Prof overheard one such rumour of himself and his flat on one of his infrequent night strolls. As he walked away from his home that day, he listened to two straw-thin teenage girls selling plantain chips tell the story of his life as they must have heard it.
‘That is the home of the man I was telling you about, the bastard one that came back mad.’
‘Is it that professor that Uncle was talking about yesterday?’
‘Yes! His father was a landlord here, before he died.’
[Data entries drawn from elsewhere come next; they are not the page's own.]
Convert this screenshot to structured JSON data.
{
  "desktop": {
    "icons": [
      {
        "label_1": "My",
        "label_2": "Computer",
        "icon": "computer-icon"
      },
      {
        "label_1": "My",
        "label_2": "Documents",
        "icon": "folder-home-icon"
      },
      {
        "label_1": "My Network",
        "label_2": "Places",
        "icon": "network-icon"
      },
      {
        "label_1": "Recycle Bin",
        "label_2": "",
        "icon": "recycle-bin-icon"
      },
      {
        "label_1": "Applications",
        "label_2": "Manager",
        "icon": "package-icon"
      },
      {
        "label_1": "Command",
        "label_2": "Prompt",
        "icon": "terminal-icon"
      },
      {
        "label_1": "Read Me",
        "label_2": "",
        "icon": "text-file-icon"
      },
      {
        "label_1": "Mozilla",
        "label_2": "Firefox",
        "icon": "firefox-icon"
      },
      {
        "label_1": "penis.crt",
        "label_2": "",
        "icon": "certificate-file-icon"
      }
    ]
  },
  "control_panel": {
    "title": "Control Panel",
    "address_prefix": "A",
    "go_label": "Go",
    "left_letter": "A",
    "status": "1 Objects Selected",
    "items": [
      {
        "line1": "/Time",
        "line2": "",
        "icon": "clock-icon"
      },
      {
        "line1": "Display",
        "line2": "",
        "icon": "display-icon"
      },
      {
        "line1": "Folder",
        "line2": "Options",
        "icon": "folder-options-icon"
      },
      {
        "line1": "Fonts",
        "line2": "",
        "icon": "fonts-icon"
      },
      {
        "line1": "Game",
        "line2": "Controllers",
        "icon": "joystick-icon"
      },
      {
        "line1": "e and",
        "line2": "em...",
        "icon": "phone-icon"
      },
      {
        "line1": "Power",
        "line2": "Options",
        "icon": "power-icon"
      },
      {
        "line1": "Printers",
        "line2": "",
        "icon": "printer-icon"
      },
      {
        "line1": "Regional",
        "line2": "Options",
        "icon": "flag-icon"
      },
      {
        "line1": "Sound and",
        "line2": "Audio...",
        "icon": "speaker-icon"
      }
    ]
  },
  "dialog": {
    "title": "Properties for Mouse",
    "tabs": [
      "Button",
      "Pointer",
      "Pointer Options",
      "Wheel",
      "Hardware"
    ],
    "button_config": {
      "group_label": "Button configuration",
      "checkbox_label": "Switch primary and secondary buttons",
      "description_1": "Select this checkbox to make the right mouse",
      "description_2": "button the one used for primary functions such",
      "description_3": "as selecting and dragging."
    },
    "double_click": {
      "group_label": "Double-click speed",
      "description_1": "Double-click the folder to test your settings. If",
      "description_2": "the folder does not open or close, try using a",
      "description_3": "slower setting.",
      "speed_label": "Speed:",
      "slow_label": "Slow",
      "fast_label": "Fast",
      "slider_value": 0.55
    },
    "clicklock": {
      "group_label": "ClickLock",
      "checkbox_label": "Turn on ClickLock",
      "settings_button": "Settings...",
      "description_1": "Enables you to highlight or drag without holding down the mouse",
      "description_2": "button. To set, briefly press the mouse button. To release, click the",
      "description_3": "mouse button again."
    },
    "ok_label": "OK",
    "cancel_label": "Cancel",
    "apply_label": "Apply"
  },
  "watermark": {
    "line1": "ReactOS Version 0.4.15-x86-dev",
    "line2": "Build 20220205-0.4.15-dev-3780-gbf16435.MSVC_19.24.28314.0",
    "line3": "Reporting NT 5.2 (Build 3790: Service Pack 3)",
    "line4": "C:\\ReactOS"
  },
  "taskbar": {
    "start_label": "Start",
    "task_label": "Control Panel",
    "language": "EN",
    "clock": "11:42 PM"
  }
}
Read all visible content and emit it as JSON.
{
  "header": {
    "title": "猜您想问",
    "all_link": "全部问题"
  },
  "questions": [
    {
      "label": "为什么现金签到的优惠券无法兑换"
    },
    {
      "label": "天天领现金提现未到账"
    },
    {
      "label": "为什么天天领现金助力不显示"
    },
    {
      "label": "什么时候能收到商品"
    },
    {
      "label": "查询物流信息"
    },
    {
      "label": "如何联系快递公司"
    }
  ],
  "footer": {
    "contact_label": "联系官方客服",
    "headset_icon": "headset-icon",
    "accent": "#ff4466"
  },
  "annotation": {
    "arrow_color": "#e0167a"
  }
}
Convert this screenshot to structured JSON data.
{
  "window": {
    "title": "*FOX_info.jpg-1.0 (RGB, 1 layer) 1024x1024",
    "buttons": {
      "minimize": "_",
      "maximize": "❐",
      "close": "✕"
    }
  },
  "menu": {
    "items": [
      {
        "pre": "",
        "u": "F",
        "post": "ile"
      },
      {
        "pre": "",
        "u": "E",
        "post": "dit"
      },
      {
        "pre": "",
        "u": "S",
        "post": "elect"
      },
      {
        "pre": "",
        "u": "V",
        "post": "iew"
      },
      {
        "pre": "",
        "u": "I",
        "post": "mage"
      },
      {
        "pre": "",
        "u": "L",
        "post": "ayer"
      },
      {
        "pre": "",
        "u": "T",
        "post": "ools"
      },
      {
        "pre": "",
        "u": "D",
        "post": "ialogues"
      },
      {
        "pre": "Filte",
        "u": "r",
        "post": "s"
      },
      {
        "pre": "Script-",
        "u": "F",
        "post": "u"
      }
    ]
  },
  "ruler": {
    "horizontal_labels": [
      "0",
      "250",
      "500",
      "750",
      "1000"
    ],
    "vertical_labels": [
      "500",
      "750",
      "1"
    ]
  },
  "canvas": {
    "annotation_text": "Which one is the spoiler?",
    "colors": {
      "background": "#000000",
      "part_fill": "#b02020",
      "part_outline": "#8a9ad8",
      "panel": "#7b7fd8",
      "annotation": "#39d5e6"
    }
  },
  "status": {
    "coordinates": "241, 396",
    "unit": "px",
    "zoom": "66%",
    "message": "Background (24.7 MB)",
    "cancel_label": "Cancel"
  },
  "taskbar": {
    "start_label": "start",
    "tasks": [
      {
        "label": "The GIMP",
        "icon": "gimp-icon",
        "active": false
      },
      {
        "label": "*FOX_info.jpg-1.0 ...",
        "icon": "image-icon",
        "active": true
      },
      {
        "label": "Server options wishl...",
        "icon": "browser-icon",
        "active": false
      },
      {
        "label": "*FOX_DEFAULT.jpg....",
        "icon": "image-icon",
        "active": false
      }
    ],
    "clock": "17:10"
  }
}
‘Does the man even come out?’
‘Out? That is trouble for us in this neighbourhood. If you go to his doorstep you are as good as dead!’
‘Uncle said that if he kills, nothing will happen as he is a mad man — he’ll be free of guilt.’
‘How does he live inside that place without coming out for lights?’
‘Uncle said he has iron bars on his doors and windows.’
‘How does Uncle know sef? What does he eat? I think he will eat only cockroach and rats.’
The girls took furtive glances at Prof’s building and when one tried to point towards it, the other one hit her on the shoulder to drop her hand.
‘Stop it! Don’t point.’
‘What will happen if I do?’
‘Nothing, just don’t point to that mad man’s house.’
‘He could even be dead.’
‘Until his dead body begins to smell, and council comes here, we can’t even go near that place.’
Prof walked behind them. He listened with a little smile sneaking onto the corners of his mouth, till it gave way to a small chuckle as the girls hurried away. It was at that moment that Desanya came to stand beside him. She often joined him on his excursions, and they would stand in front of the building to compare his flat to the others. His flat was noticeable, the way one notices a missing incisor tooth on a young woman.
Prof observed the way the darkness of the flat established itself before the world around it. At these times, he would tell Desanya of how bothered he was that the little brightness encroached on the darkness of the area. Sometimes, he told her of how, while standing outside, he considered what would become of him if light flooded the rooms. But once he stepped into the flat, the darkness in the room enveloped him and he settled into it to brood over his past. Desanya left him at these times, evanescing from his thoughts the same way she came.